Agriculture, Farming, Uncategorized

When Things Aren’t Going Quite Right

This is going to be a really honest post and it will probably be a little bit all over the place. There are a couple things that have been weighing on my heart lately and I want to talk about it.

First, I will say that I have an amazing life. My husband supports me and my crazy dreams. I have a perfect son who is turning out to be a smaller, male version of me. Our farm is becoming more successful and I recently graduated with my Master’s degree in Agricultural and Extension Education. I love my life and I thank God for it every day. That being said, not everything is just perfect.

The last 9 months of my life have been a health disaster for me. First I dealt with pre-eclampsia and HELLP syndrome when I had Kenton. A week later I went back in for an emergency D&C because I had retained a super tiny piece of the placenta and had a 103 degree fever. Then, all fall I worked 50-65 hours a week and was hit with a string of colds, my first ear infection in like 20 years, a sinus infection, and several bouts of gastritis. (Not to mention an ER trip because I was rushing and hit my head pretty hard on a board in the back of my truck). Lately I have just felt blah so I went to see my doctor. When I was there he said “boy, you’ve had kind of a rough year!”Thanks buddy. He then proceeded to have me have my blood drawn several times and an ultrasound of my thyroid done because he thinks I have a chronic condition where my own immune system attacks my thyroid.

The one thing that could probably have prevented (or lessened the effect of) every single one of those things would have been to significantly reduce stress. I should have seen the warning signs from a mile away, but I was too darn stubborn to allow myself to acknowledge that my body was crying out for a reduction in stress. Now here I sit, with a condition that could either resolve in a year or it could last the rest of my life because I put my body through more than it could handle. My case is extreme. Most people do not subject themselves to the level of both external and internal stress that I did from last summer through now, but I hope that I can serve as an example for what NOT to do to yourself.

Something else that has been weighing on me lately is also stress related and has added a little more concern to my life because I spend all day at my real job worrying about farmers. Right now is a really hard time to be a commodity farmer and it makes me very thankful that I have a niche market I work with. Crop prices are really, really low. In many cases farmers can’t cover their cost of production. The dairy industry is in a crisis. We have bred cows to be better milkers and as a result there are less dairy cows than there used to be, but we are producing more milk. Because we are producing more milk, prices keep dropping, farmers are selling out.

Farmers’ whole lives are farming. Day in and day out it is what they love and it is how they have chosen to raise their families. Farming is less of a career and more of a lifestyle. But what does a farmer do when he fails? When for the second year in a row he can’t pay his bills and prices are so low he probably won’t be able to pay them this year either? What does he do when he feels like he is letting down both the generations that came before him and the one he is trying to raise?

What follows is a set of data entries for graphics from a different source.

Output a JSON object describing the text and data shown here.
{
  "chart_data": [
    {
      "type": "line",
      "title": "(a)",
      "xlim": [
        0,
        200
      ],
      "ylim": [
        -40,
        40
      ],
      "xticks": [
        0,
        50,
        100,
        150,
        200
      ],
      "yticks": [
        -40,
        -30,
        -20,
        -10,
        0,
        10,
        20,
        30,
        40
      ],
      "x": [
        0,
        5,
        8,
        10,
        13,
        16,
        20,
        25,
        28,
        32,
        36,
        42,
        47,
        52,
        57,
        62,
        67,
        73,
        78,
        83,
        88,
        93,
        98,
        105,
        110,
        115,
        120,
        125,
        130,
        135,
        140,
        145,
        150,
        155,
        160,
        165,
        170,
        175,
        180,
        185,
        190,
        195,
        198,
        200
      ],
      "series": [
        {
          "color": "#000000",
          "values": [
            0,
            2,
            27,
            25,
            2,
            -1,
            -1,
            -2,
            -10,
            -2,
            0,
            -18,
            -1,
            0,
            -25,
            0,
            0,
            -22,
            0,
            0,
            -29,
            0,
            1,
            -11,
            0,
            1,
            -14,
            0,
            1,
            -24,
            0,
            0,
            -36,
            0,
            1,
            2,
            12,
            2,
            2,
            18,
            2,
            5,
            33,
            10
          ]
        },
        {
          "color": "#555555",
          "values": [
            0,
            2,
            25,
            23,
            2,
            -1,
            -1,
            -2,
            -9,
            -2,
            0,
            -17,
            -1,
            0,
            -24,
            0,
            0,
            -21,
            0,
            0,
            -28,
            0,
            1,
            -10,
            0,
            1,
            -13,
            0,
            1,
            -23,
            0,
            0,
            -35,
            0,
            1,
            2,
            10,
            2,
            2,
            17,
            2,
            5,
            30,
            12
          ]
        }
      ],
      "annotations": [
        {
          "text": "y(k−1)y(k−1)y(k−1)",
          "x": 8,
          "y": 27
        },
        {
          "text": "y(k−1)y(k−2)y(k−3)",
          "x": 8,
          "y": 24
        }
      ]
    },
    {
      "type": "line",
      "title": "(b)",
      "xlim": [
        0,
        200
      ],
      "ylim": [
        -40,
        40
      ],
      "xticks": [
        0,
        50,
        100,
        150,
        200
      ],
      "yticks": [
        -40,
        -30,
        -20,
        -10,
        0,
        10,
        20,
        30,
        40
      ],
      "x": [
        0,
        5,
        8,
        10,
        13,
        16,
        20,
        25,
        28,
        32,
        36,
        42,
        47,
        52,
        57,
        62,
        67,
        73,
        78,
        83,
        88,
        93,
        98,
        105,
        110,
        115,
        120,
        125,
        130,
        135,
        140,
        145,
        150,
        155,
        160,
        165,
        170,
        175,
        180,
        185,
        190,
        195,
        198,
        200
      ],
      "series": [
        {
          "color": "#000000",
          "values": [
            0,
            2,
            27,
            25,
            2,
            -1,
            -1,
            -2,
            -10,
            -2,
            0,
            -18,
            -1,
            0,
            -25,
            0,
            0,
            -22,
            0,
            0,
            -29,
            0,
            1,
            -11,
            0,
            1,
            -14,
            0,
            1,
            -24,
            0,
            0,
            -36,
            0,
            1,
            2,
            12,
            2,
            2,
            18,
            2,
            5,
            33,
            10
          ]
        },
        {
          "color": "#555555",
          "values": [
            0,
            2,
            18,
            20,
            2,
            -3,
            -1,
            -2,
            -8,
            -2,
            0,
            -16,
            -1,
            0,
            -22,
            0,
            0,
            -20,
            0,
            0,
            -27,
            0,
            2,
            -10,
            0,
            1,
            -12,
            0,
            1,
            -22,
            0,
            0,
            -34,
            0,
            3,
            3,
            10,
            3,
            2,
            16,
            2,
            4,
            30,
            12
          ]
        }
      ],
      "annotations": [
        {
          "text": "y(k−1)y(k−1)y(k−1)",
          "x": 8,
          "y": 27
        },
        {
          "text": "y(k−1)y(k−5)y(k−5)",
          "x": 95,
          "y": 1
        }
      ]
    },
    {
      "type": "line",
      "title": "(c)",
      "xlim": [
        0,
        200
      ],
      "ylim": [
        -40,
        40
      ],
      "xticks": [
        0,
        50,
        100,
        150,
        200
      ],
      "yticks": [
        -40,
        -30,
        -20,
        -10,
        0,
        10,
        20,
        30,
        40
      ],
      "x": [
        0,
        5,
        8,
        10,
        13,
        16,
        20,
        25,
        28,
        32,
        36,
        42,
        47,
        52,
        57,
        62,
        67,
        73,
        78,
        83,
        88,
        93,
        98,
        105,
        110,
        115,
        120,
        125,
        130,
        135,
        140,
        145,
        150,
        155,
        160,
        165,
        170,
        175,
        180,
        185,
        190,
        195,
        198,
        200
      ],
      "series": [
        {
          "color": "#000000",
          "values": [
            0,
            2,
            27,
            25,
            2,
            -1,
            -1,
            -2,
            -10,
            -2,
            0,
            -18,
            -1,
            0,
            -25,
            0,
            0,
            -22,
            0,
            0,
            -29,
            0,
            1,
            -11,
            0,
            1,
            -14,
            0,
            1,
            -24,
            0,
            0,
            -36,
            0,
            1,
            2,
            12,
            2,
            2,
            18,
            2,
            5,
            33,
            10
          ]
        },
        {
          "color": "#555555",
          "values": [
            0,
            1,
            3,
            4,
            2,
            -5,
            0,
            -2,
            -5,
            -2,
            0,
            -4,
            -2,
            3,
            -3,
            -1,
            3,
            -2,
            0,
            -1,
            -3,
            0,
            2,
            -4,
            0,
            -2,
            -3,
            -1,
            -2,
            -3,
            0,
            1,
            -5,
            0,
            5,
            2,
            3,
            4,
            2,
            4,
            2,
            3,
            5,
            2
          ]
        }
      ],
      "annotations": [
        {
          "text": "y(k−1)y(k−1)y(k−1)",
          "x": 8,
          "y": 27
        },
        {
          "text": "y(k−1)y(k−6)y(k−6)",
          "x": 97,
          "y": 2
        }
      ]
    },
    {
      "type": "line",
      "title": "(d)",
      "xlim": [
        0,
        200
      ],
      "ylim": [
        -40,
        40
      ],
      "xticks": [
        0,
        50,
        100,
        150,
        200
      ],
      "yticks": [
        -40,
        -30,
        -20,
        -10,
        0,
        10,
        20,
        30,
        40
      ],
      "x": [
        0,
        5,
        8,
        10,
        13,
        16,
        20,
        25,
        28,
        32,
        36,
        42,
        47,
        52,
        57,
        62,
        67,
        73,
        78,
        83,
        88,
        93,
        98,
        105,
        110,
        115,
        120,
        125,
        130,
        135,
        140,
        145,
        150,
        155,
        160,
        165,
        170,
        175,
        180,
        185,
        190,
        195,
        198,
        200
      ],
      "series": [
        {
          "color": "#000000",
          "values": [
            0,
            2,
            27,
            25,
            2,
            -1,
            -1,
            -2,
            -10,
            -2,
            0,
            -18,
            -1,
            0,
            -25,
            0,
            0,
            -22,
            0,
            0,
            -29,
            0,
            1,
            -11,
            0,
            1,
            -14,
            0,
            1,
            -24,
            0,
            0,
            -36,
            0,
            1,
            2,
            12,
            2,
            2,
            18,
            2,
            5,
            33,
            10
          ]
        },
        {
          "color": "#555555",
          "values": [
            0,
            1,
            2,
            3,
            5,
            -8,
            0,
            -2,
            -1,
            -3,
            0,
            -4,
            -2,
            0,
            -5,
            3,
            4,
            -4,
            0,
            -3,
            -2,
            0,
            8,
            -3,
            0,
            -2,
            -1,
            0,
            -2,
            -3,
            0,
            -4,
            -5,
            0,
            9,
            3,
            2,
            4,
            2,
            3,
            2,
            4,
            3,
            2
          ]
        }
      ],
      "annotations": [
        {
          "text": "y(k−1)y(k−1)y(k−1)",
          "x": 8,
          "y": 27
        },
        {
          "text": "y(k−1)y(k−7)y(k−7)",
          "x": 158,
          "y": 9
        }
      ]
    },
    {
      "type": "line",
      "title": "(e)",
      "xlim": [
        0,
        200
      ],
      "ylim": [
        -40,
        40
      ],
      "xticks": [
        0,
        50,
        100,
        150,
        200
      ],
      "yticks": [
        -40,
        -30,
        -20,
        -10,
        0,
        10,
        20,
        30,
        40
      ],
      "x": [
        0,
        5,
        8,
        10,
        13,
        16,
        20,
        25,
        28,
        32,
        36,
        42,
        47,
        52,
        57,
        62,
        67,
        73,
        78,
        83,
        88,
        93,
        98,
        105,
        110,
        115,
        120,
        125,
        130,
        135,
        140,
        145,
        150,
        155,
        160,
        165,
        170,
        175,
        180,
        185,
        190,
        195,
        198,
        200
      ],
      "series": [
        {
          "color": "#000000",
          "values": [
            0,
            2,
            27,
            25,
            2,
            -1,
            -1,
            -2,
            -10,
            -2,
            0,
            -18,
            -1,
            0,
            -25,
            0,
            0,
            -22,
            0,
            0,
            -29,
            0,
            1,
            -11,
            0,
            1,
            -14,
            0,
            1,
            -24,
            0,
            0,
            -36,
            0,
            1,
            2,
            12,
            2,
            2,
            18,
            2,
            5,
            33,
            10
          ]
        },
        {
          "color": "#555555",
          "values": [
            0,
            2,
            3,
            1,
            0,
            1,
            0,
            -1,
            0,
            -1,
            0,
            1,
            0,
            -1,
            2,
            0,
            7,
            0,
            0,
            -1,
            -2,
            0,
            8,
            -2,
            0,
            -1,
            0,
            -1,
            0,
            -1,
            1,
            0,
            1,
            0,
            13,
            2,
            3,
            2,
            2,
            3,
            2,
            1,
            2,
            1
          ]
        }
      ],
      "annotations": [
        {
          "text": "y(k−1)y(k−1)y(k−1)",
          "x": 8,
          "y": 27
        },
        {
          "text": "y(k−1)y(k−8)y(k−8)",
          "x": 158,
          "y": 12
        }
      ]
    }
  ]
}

Right now farmer suicide rates are climbing. They don’t feel like they have any other course of action so they are ending their lives. I don’t know what we can do to stop it, but it terrifies me every day that I will get the call that I have lost one of my guys because they just couldn’t do it anymore. It is hard for me to understand what a dark place they must be in to think that their lives are worthless, but I am hopeful that the more we talk about it, the more we can bring the problem into the light and help the farmers that are dealing with that kind of burden. Fortunately, mental health crisis hotlines have been set up specifically for this and resources are being dispatched to try to reduce that massive suicide rate.

I guess what I’m getting at here is that your physical and mental health are really important. Whether you think about them daily or not, you should make taking care of yourself a top priority. When you let it fall behind things like a paycheck, school, a baby, 2 jobs, or a farm, your physical and mental health can get away from you before you even realize what has happened. So spend some time taking care of yourself. You have people that love you and need you to be healthy.

Moving forward I hope to be more open for you guys. I want you to know exactly what I’m handling and what is happening on the farm. I haven’t been communicative on here lately and its probably because of the million other things I have had going on. So I promise that I will do better and I promise that I will talk about the farm, family, health, and nutrition in the coming months as I work to find a balance of those things in my life.